Approximately 2,600 feet above the ancient Pueblo cliff settlements, the archaeologists discovered a sprawling collection of “huge rock panels” stretching about 2.5 miles around a large plateau, according to a Dec. 13 news release from Jagiellonian University. The collection of “previously unknown huge galleries and petroglyphs” wasn’t created all at once but was added to over time.
The Pueblo people lived on the border between Utah and Colorado as early as 3,000 years ago, the university said. Now, Pueblo sites are popular among archaeologists and tourists alike because they are “built into rock niches or carved into canyon walls.”
“The agricultural Pueblo communities developed one of the most advanced Pre-Columbian cultures in North America,” Radosław Palonka from the university’s Institute of Archaeology said in the release. “They perfected the craft of building multistory stone houses, resembling medieval town houses or even later blocks of flats. The Pueblo people were also famous for their rock art, intricately ornamented jewelry, and ceramics bearing different motifs painted with a black pigment on white background.”
The oldest carvings depict warriors and shamans and date to approximately the third century, known as “the Basketmaker Era,” according to the university. During this time, people lived on flatlands in partly underground pit houses, and they “engaged in farming and produced characteristic baskets and mats.”
Most of the newly discovered carvings date to between the 12th and 13th centuries, archaeologists said. They portray different things, but many include “complicated geometric shapes.”
Art from this period also included “spirals” up to about 3 feet wide that were carved into the rock panels, Palonka said. The Pueblo people used these carvings for “astronomical observations and to determine the dates of some special days in the calendar,” including solstices and equinoxes.
“These discoveries forced us to adjust our knowledge about this area,” according to Palonka. “Definitely we have underestimated the number of inhabitants who lived here in the 13th century and the complexity of their religious practices, which must have also taken place next to these outdoor panels.”

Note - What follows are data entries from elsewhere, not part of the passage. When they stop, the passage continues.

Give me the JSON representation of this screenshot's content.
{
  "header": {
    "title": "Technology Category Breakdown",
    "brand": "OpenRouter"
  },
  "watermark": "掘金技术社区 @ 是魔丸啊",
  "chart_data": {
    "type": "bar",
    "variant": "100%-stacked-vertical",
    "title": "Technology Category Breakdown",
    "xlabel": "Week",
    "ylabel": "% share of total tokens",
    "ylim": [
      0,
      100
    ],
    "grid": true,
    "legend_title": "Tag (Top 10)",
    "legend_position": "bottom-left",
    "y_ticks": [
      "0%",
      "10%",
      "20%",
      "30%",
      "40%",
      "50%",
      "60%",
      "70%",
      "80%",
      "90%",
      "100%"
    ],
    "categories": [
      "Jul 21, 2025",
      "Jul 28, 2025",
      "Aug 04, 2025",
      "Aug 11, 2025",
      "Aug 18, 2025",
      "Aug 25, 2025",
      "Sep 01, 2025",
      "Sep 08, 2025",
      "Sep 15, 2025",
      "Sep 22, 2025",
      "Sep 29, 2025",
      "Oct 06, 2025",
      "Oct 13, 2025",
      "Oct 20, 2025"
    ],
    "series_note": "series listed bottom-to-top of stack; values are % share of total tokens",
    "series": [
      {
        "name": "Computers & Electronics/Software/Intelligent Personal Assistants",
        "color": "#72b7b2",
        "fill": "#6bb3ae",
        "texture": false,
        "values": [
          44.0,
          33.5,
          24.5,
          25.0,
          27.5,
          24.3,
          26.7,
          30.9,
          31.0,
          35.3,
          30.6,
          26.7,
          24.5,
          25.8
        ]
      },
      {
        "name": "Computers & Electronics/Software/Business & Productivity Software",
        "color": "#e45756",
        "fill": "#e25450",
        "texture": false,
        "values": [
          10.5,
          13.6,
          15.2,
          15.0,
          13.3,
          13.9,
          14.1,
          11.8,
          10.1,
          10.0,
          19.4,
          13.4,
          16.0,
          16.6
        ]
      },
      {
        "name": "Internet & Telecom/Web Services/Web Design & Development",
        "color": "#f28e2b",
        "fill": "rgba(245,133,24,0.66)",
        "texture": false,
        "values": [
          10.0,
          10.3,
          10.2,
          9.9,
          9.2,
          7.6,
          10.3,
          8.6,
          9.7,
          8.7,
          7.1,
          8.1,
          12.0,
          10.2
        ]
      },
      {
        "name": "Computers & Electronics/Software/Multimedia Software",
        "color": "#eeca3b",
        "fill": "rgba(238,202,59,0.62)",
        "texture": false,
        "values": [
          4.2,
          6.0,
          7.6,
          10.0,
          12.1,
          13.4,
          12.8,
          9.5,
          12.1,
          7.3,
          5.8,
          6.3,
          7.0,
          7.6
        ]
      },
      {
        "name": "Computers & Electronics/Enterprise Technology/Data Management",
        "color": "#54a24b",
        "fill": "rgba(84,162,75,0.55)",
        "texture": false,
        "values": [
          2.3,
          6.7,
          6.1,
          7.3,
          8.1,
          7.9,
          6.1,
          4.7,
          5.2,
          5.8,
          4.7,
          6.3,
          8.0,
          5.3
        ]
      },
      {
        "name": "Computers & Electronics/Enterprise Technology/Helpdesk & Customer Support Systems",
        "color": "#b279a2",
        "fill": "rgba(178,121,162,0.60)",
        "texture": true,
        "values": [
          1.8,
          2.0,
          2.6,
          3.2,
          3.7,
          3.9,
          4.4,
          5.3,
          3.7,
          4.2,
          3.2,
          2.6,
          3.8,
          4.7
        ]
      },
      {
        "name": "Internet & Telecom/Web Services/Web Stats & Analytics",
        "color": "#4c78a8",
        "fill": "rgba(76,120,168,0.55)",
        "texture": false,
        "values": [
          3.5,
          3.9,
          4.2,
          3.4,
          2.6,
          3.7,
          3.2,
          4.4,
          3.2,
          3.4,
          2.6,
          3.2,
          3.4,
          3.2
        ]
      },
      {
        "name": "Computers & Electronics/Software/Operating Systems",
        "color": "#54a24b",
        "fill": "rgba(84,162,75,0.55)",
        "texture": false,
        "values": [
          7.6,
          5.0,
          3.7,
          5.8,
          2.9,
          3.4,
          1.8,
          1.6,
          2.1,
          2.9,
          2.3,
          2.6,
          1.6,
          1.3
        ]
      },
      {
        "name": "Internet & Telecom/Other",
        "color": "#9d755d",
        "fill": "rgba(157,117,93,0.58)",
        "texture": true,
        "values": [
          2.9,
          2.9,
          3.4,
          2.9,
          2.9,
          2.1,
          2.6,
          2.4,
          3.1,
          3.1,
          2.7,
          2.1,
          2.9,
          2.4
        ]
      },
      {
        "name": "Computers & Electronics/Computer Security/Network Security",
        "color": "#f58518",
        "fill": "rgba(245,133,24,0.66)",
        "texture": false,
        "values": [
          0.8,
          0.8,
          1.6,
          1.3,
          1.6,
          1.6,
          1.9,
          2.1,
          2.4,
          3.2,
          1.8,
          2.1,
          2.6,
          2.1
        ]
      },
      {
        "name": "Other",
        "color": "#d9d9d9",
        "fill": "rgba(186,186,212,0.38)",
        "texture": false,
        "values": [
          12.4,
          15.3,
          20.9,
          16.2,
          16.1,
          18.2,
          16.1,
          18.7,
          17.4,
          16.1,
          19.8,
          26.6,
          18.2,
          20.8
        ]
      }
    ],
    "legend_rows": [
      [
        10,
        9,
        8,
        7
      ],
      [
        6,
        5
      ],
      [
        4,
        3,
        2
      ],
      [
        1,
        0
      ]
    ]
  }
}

Carvings from the 15th to 17th centuries depicted “large narrative hunting scenes showing bison, mountain sheep and deer hunts,” the university said. More recent additions include horses and the newest pieces even included the signature of famous cowboy Ira Cuthair from 1936.
Researchers plan to continue exploring the area, and they are currently awaiting LiDAR survey results, which they hope will reveal “new, previously unknown sites, mainly from the earlier periods,” Palonka said.